Das Gremium, zu dem neben dem mexikanischen Regisseur unter anderem auch die dänische Schauspielerin Trine Dyrholm („In China essen sie Hunde“), der neuseeländische Regisseur und Komiker Taika Waititi („Thor 3: Tag der Entscheidung“) sowie die Hollywood-Stars Christoph Waltz und Naomi Watts gehörten, kürte „Roma“ von „Gravity“-Regisseur Alfonso Cuarón zum Gewinner-Film der vom 29. August bis 8. September 2018 stattfindenden 75. Internationalen Filmfestspielen von Venedig. Im Wettbewerb konkurrierten 21 Filme.
Darum ist "Roma" ein besonderer Gewinner
Mit dem Schwarzweiß-Drama „Roma“ gewinnt ein Film auf dem ältesten Filmfestival der Welt, der für Netflix produziert wurde. Der Streaminggigant will „Roma“ zwar auch im Kino zeigen, aber nur in wenigen ausgewählten Lichtspielhäusern – dabei dürfte es vor allem um Prestige gehen, auch weil nur durch eine bestimmte Kinoauswertung in den USA eine Qualifizierung für die Oscars möglich ist.

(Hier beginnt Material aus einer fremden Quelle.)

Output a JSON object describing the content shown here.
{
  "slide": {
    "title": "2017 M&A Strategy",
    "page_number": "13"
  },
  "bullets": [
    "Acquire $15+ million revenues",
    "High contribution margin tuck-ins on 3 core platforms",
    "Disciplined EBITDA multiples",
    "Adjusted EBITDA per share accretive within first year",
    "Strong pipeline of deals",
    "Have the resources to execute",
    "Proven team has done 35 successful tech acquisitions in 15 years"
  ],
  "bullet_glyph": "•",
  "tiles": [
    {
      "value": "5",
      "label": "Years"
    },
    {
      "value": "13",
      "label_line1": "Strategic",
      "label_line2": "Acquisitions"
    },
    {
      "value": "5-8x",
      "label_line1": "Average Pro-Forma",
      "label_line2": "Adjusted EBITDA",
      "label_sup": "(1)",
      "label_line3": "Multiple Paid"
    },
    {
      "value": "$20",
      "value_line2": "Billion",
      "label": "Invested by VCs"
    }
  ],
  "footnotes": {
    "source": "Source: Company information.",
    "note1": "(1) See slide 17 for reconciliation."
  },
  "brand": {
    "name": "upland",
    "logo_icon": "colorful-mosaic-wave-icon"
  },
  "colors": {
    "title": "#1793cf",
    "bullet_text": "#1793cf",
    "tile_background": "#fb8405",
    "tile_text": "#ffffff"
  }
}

Pikant: Ursprünglich sollte „Roma“ schon beim wichtigsten Filmfestival der Welt Premiere haben, 2018 in Cannes, doch nachdem ein Zeichen pro Kino gesetzt und deswegen entschieden worden war, dass Netflix-Filme ohne Kinostart wenigstens in Frankreich dort nicht im Wettbewerb laufen dürfen (sondern nur in anderen Sektionen), erklärte der Streamingdienst, mit gar nichts mehr in Cannes vertreten sein zu wollen und zog auch „Roma“ zurück... nur um jetzt in Venedig (wo insgesamt sechs Netflix-Filme liefen) den Hauptpreis zu gewinnen.

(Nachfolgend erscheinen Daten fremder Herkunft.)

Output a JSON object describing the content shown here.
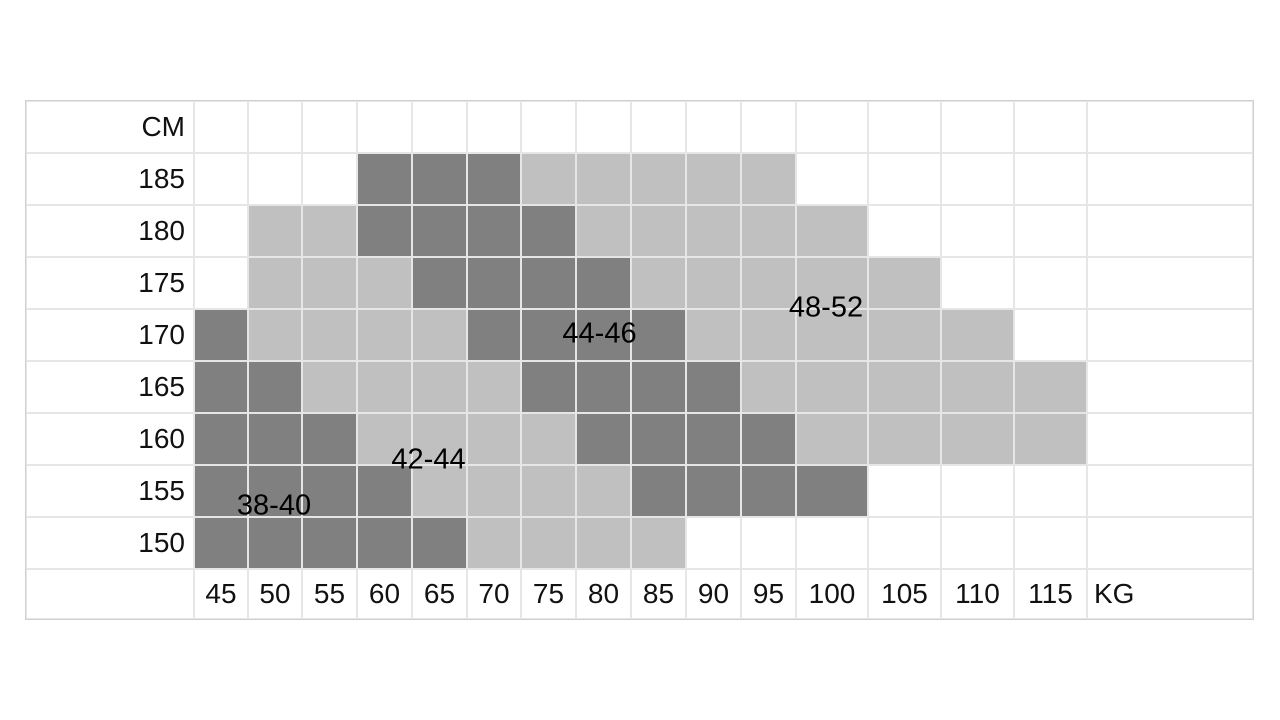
{
  "chart_data": {
    "type": "heatmap",
    "row_header": "CM",
    "column_header": "KG",
    "rows": [
      "185",
      "180",
      "175",
      "170",
      "165",
      "160",
      "155",
      "150"
    ],
    "columns": [
      "45",
      "50",
      "55",
      "60",
      "65",
      "70",
      "75",
      "80",
      "85",
      "90",
      "95",
      "100",
      "105",
      "110",
      "115"
    ],
    "colors": {
      "dark": "#808080",
      "light": "#c0c0c0",
      "white": "#ffffff",
      "grid": "#e6e6e6"
    },
    "cells": [
      "www ddd lllll wwww",
      "wll dddd lllll www",
      "wlll dddd lllll ww",
      "dllll dddd lllll w",
      "ddllll dddd lllll",
      "dddllll dddd llll",
      "dddd llll dddd www",
      "ddddd llll wwwwww"
    ],
    "zones": [
      {
        "label": "38-40",
        "cm": "155",
        "kg": "50"
      },
      {
        "label": "42-44",
        "cm": "160",
        "kg": "65"
      },
      {
        "label": "44-46",
        "cm": "170",
        "kg": "80"
      },
      {
        "label": "48-52",
        "cm": "175",
        "kg": "100"
      }
    ]
  }
}
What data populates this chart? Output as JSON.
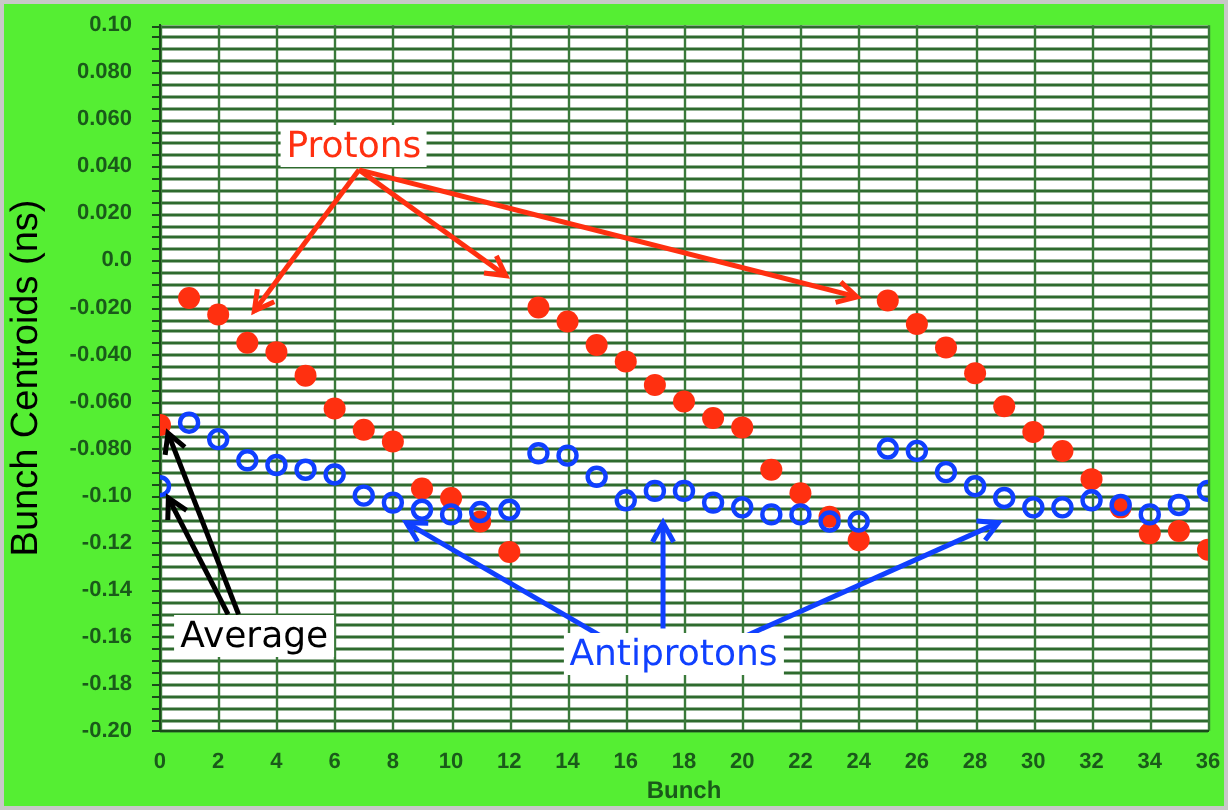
{
  "chart_data": {
    "type": "scatter",
    "xlabel": "Bunch",
    "ylabel": "Bunch Centroids (ns)",
    "x": [
      0,
      1,
      2,
      3,
      4,
      5,
      6,
      7,
      8,
      9,
      10,
      11,
      12,
      13,
      14,
      15,
      16,
      17,
      18,
      19,
      20,
      21,
      22,
      23,
      24,
      25,
      26,
      27,
      28,
      29,
      30,
      31,
      32,
      33,
      34,
      35,
      36
    ],
    "series": [
      {
        "name": "Protons",
        "color": "#ff3010",
        "marker": "circle",
        "values": [
          -0.07,
          -0.016,
          -0.023,
          -0.035,
          -0.039,
          -0.049,
          -0.063,
          -0.072,
          -0.077,
          -0.097,
          -0.101,
          -0.111,
          -0.124,
          -0.02,
          -0.026,
          -0.036,
          -0.043,
          -0.053,
          -0.06,
          -0.067,
          -0.071,
          -0.089,
          -0.099,
          -0.109,
          -0.119,
          -0.017,
          -0.027,
          -0.037,
          -0.048,
          -0.062,
          -0.073,
          -0.081,
          -0.093,
          -0.105,
          -0.116,
          -0.115,
          -0.123
        ]
      },
      {
        "name": "Antiprotons",
        "color": "#1040ff",
        "marker": "circle_open",
        "values": [
          -0.096,
          -0.069,
          -0.076,
          -0.085,
          -0.087,
          -0.089,
          -0.091,
          -0.1,
          -0.103,
          -0.106,
          -0.108,
          -0.107,
          -0.106,
          -0.082,
          -0.083,
          -0.092,
          -0.102,
          -0.098,
          -0.098,
          -0.103,
          -0.105,
          -0.108,
          -0.108,
          -0.111,
          -0.111,
          -0.08,
          -0.081,
          -0.09,
          -0.096,
          -0.101,
          -0.105,
          -0.105,
          -0.102,
          -0.104,
          -0.108,
          -0.104,
          -0.098
        ]
      }
    ],
    "xlim": [
      0,
      36
    ],
    "xticks": [
      0,
      2,
      4,
      6,
      8,
      10,
      12,
      14,
      16,
      18,
      20,
      22,
      24,
      26,
      28,
      30,
      32,
      34,
      36
    ],
    "ylim": [
      -0.2,
      0.1
    ],
    "yticks": [
      {
        "value": -0.2,
        "label": "-0.20"
      },
      {
        "value": -0.18,
        "label": "-0.18"
      },
      {
        "value": -0.16,
        "label": "-0.16"
      },
      {
        "value": -0.14,
        "label": "-0.14"
      },
      {
        "value": -0.12,
        "label": "-0.12"
      },
      {
        "value": -0.1,
        "label": "-0.10"
      },
      {
        "value": -0.08,
        "label": "-0.080"
      },
      {
        "value": -0.06,
        "label": "-0.060"
      },
      {
        "value": -0.04,
        "label": "-0.040"
      },
      {
        "value": -0.02,
        "label": "-0.020"
      },
      {
        "value": 0,
        "label": "0.0"
      },
      {
        "value": 0.02,
        "label": "0.020"
      },
      {
        "value": 0.04,
        "label": "0.040"
      },
      {
        "value": 0.06,
        "label": "0.060"
      },
      {
        "value": 0.08,
        "label": "0.080"
      },
      {
        "value": 0.1,
        "label": "0.10"
      }
    ],
    "grid": true,
    "legend": false,
    "annotations": [
      {
        "text": "Average",
        "x": 0,
        "y": -0.07
      }
    ]
  }
}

„Roma“ wurde bereits von Kritikern zum Meisterwerk erklärt. In der so bildgewaltigen wie intimen Familiengeschichte im Mexico City der frühen 70er verarbeitet Alfonso Cuarón eigene Erfahrungen. Netflix wird das Drama demnächst online stellen (und – wie gesagt – in ausgewählte Kinos bringen).
Die anderen Preisträger
Silberner Löwe – Beste Regie: Jacques Audiard, „The Sisters Brothers“
Bestes Drehbuch: Joel und Ethan Coen, „The Ballad of Buster Scruggs“ (ein weiterer Netflix-Film)
Der Große Preis der Jury: „The Favourite“, Yorgos Lanthimos
Spezialpreis: „The Nightingale“, Jennifer Kent („Der Babadook“)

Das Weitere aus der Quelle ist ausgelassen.